Keep ‘pots’ or saving spaces within your bank account that don’t show in your current account. Psychologically it’s easier to save, because the money isn’t just sitting there in your current account as the main figure.
Possibly the most important, yet statistically and psychologically hardest tip: don’t expand your lifestyle in strong months.
We’ve all been there. A big pay day and let’s treat ourselves. I get it. You’ve worked hard and want to feel the pay-off. It’s normal to want to treat yourself but try it on a small scale. Think of future you.
The bigger months are what make the smaller months manageable. They fund the quieter months without it, again, being a crisis. It really does take discipline but it’s what makes it sustainable. Don’t relax your spending just yet.

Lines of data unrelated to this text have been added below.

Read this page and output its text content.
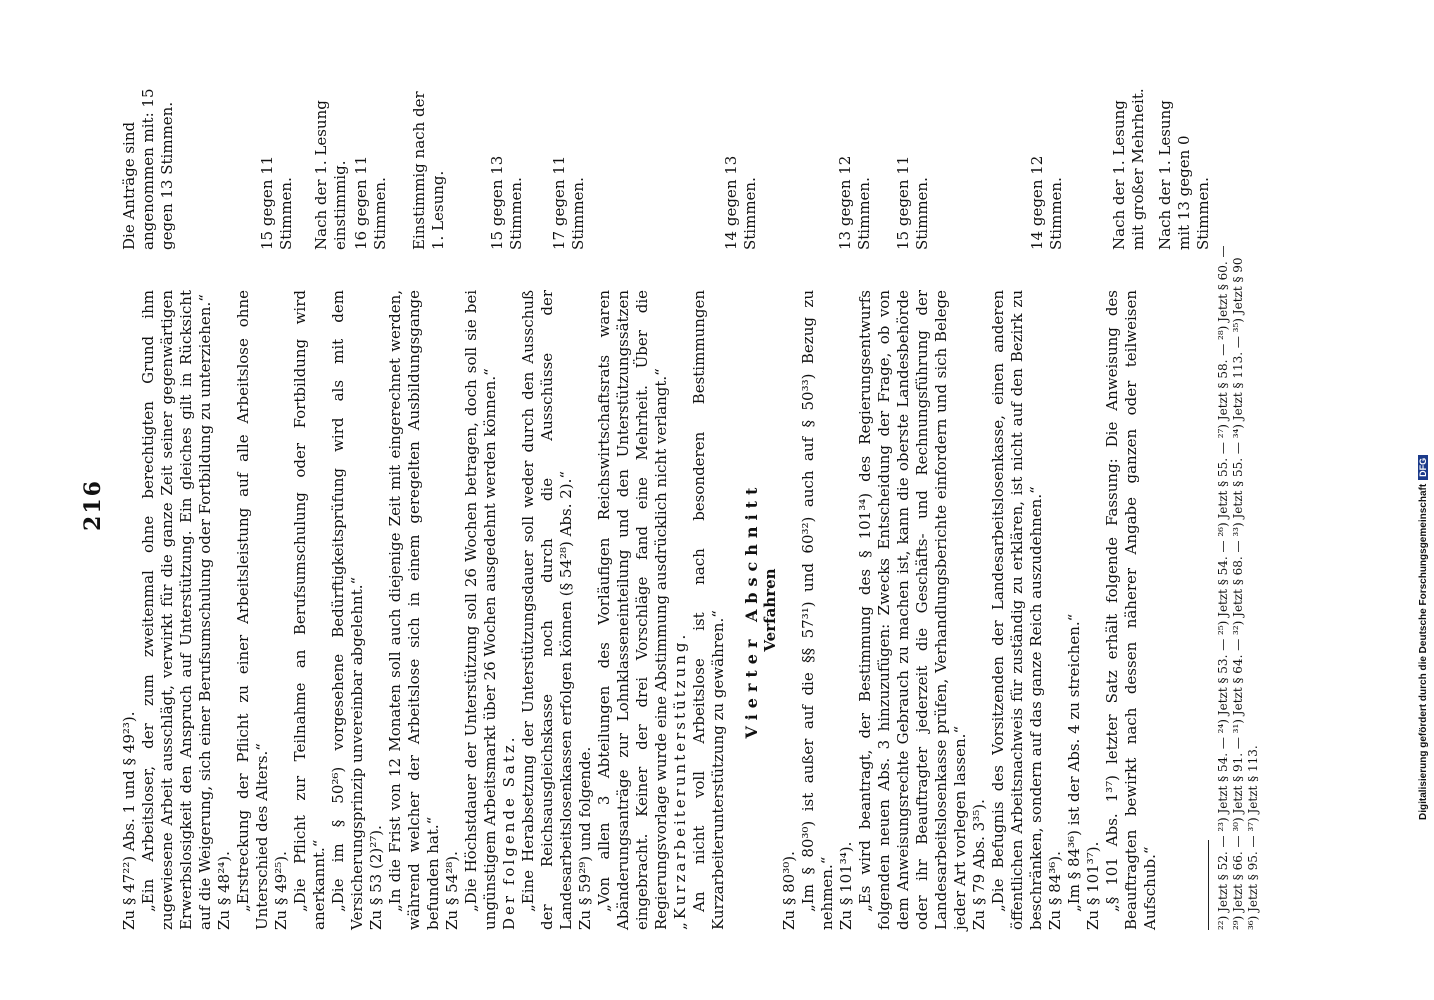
216

Zu § 47²²) Abs. 1 und § 49²³). „Ein Arbeitsloser, der zum zweitenmal ohne berechtigten Grund ihm zugewiesene Arbeit ausschlägt, verwirkt für die ganze Zeit seiner gegenwärtigen Erwerbslosigkeit den Anspruch auf Unterstützung. Ein gleiches gilt in Rücksicht auf die Weigerung, sich einer Berufsumschulung oder Fortbildung zu unterziehen.“ Zu § 48²⁴). „Erstreckung der Pflicht zu einer Arbeitsleistung auf alle Arbeitslose ohne Unterschied des Alters.“ Zu § 49²⁵). „Die Pflicht zur Teilnahme an Berufsumschulung oder Fortbildung wird anerkannt.“ „Die im § 50²⁶) vorgesehene Bedürftigkeitsprüfung wird als mit dem Versicherungsprinzip unvereinbar abgelehnt.“ Zu § 53 (2)²⁷). „In die Frist von 12 Monaten soll auch diejenige Zeit mit eingerechnet werden, während welcher der Arbeitslose sich in einem geregelten Ausbildungsgange befunden hat.“ Zu § 54²⁸). „Die Höchstdauer der Unterstützung soll 26 Wochen betragen, doch soll sie bei ungünstigem Arbeitsmarkt über 26 Wochen ausgedehnt werden können.“ Der folgende Satz. „Eine Herabsetzung der Unterstützungsdauer soll weder durch den Ausschuß der Reichsausgleichskasse noch durch die Ausschüsse der Landesarbeitslosenkassen erfolgen können (§ 54²⁸) Abs. 2).“ Zu § 59²⁹) und folgende. „Von allen 3 Abteilungen des Vorläufigen Reichswirtschaftsrats waren Abänderungsanträge zur Lohnklasseneinteilung und den Unterstützungssätzen eingebracht. Keiner der drei Vorschläge fand eine Mehrheit. Über die Regierungsvorlage wurde eine Abstimmung ausdrücklich nicht verlangt.“ „Kurzarbeiterunterstützung. An nicht voll Arbeitslose ist nach besonderen Bestimmungen Kurzarbeiterunterstützung zu gewähren.“

Vierter Abschnitt Verfahren

Zu § 80³⁰). „Im § 80³⁰) ist außer auf die §§ 57³¹) und 60³²) auch auf § 50³³) Bezug zu nehmen.“ Zu § 101³⁴). „Es wird beantragt, der Bestimmung des § 101³⁴) des Regierungsentwurfs folgenden neuen Abs. 3 hinzuzufügen: Zwecks Entscheidung der Frage, ob von dem Anweisungsrechte Gebrauch zu machen ist, kann die oberste Landesbehörde oder ihr Beauftragter jederzeit die Geschäfts- und Rechnungsführung der Landesarbeitslosenkasse prüfen, Verhandlungsberichte einfordern und sich Belege jeder Art vorlegen lassen.“ Zu § 79 Abs. 3³⁵). „Die Befugnis des Vorsitzenden der Landesarbeitslosenkasse, einen anderen öffentlichen Arbeitsnachweis für zuständig zu erklären, ist nicht auf den Bezirk zu beschränken, sondern auf das ganze Reich auszudehnen.“ Zu § 84³⁶). „Im § 84³⁶) ist der Abs. 4 zu streichen.“ Zu § 101³⁷). „§ 101 Abs. 1³⁷) letzter Satz erhält folgende Fassung: Die Anweisung des Beauftragten bewirkt nach dessen näherer Angabe ganzen oder teilweisen Aufschub.“

Die Anträge sind angenommen mit: 15 gegen 13 Stimmen.	15 gegen 11 Stimmen. Nach der 1. Lesung einstimmig. 16 gegen 11 Stimmen. Einstimmig nach der 1. Lesung.	15 gegen 13 Stimmen. 17 gegen 11 Stimmen.	14 gegen 13 Stimmen.	13 gegen 12 Stimmen. 15 gegen 11 Stimmen.	14 gegen 12 Stimmen.	Nach der 1. Lesung mit großer Mehrheit. Nach der 1. Lesung mit 13 gegen 0 Stimmen.
²²) Jetzt § 52. — ²³) Jetzt § 54. — ²⁴) Jetzt § 53. — ²⁵) Jetzt § 54. — ²⁶) Jetzt § 55. — ²⁷) Jetzt § 58. — ²⁸) Jetzt § 60. — ²⁹) Jetzt § 66. — ³⁰) Jetzt § 91. — ³¹) Jetzt § 64. — ³²) Jetzt § 68. — ³³) Jetzt § 55. — ³⁴) Jetzt § 113. — ³⁵) Jetzt § 90 ³⁶) Jetzt § 95. — ³⁷) Jetzt § 113.
Digitalisierung gefördert durch die Deutsche ForschungsgemeinschaftDFG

For me: over the last 5-10 years I’ve been between freelance contracts, self-employment, full-time employment, part-time employment, seasonal work and building my own business. Everyone is different, but I hand-on-heart know I function better when I am in control of my day, hours and time. I function better with more free time and less money (which means more uncertainty) compared to more certainty and less time.
I don’t have children or dependents, I have a partner who earns the same amount if not more than me making us a DINC (double income no kids) household. I have parents I could move in with if I needed to. These three things already create a huge amount of freedom and floor of security I know not everyone has. So take this with that context.
If you’re on the brink of going freelance, you have the means, if you’re done with your corporate job, you feel the pull of the leap then I can promise you: having your time back for work that actually means something to you is worth a lot.